Maintaining the former convent and the school has already placed a financial burden on the Cathedral parish according to its finance council.
After the former chancery office closed in 2002, it remained unused until 2009 when the Rockford Diocese made plans to move Catholic Charities, which included immigration and refugee services, into the building. 
But the outcry from the surrounding neighbors prevented permits necessary for the ministries to operate there.

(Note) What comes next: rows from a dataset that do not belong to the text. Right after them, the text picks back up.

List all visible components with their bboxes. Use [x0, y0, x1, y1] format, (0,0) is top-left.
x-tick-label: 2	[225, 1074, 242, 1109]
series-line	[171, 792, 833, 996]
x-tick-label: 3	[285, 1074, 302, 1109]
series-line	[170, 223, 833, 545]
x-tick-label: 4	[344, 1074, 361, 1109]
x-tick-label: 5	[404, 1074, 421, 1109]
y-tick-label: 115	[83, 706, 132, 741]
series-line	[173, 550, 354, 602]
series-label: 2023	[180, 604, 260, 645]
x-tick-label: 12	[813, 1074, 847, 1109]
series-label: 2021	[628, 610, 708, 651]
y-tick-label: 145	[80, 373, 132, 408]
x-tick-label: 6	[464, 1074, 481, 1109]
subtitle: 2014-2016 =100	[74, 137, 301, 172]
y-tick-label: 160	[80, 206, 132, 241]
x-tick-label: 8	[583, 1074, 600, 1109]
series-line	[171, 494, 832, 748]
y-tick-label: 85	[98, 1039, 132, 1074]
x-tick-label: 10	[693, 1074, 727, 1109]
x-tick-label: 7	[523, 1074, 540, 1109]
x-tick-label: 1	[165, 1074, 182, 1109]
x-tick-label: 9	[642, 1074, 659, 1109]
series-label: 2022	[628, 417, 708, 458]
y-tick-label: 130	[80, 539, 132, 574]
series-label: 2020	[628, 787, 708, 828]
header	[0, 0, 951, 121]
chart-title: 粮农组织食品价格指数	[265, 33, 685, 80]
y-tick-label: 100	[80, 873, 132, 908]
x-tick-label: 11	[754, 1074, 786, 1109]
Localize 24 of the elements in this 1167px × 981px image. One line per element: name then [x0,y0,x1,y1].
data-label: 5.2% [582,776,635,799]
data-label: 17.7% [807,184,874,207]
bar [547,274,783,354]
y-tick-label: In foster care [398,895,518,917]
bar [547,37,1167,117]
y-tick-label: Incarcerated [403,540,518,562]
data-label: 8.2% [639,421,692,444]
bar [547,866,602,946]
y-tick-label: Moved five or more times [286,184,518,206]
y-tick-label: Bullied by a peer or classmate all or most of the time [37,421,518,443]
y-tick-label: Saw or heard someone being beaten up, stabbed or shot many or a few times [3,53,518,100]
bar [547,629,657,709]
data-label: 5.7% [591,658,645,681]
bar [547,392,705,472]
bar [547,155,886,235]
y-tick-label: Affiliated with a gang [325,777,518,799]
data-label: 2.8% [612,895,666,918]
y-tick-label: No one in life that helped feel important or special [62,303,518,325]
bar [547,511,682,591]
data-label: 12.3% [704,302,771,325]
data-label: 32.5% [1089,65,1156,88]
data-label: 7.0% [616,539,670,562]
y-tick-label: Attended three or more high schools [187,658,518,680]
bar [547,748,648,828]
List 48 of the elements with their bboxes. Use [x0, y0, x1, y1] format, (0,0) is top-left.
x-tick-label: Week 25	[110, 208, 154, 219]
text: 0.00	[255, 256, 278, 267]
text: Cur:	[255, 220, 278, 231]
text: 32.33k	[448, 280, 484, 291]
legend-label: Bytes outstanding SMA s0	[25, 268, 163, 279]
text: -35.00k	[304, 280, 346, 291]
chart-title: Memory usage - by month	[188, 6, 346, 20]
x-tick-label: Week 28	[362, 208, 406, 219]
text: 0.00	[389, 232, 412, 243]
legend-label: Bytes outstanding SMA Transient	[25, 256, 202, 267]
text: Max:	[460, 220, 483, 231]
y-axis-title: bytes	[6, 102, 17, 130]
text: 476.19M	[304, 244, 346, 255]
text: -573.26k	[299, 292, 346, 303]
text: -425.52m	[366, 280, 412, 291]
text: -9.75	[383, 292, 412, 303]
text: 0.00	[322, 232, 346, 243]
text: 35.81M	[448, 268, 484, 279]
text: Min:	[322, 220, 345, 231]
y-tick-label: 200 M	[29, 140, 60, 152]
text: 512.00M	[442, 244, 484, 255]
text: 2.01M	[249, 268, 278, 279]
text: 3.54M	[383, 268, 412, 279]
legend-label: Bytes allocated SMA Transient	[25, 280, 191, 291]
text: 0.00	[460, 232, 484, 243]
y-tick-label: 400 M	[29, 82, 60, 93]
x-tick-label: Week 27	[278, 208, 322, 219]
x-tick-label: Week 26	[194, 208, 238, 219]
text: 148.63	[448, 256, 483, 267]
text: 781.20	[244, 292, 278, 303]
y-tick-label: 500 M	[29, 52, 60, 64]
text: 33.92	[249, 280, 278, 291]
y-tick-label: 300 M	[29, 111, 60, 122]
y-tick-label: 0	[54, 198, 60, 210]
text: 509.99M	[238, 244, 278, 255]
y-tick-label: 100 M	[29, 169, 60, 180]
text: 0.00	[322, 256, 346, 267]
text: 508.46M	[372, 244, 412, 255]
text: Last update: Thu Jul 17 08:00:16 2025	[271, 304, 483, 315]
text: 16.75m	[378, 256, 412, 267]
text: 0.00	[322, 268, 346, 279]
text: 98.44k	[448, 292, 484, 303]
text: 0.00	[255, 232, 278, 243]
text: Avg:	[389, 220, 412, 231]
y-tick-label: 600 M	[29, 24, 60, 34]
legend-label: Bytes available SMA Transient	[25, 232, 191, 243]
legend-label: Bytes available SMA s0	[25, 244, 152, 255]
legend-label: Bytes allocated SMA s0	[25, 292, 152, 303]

Catholic Charities had to find an alternative downtown location and the former chancery office has remained vacant since 2009.
In November of 2018, plans were announced to raze the former convent after it was cited by the City of Rockford for several building code violations. 
The Cathedral parish pastoral and finance councils both voted to raze the building rather than bring into compliance a decaying structure for which the parish had no use. 
The diocese since 2009 had brought the question of the former chancery building to the Diocese Finance Council and Diocese College of Consultors. In 2009, 2013, 2017, and 2018, their conclusions were that there was no use for that building that would outweigh the cost to make it habitable. 
The building had sustained structural, engineering, mechanical, and aesthetic failures while in disuse. The building was laden with asbestos, and mold developed.
To save demolition costs and clear the property to make way for additional parking for the Cathedral and possible prayer and community garden space, the diocese decided to raze the former chancery at the same time the parish wanted to raze the old convent. 
The plan advanced to include a fully landscaped meditation garden dedicated to the Immaculate Conception of Mary, patroness of the diocese.
The plans were halted just days before demolition when a petition for landmark status was filed.
“Our view is that we can provide a new and outdoor area for people to be able to walk through and worship, to say the rosary, to attend Marian type celebrations on various holy days, feast days or at other times, and to be a pilgrimage destination,” Patrick Winn told the Historic Commission members during the Feb. 12 hearing.
Winn is the director of Catholic Charities.
The hope, according to the diocese, is that members of the Rockford City Council will respect the right of the church to decide how to use the three properties and vote no on landmarking these buildings and avoid any further conflict. 
A date for the vote of the City Council has not been announced. In the meantime, Catholics, especially those in the Rockford area are urged to contact City Council members and ask them to vote against landmarking.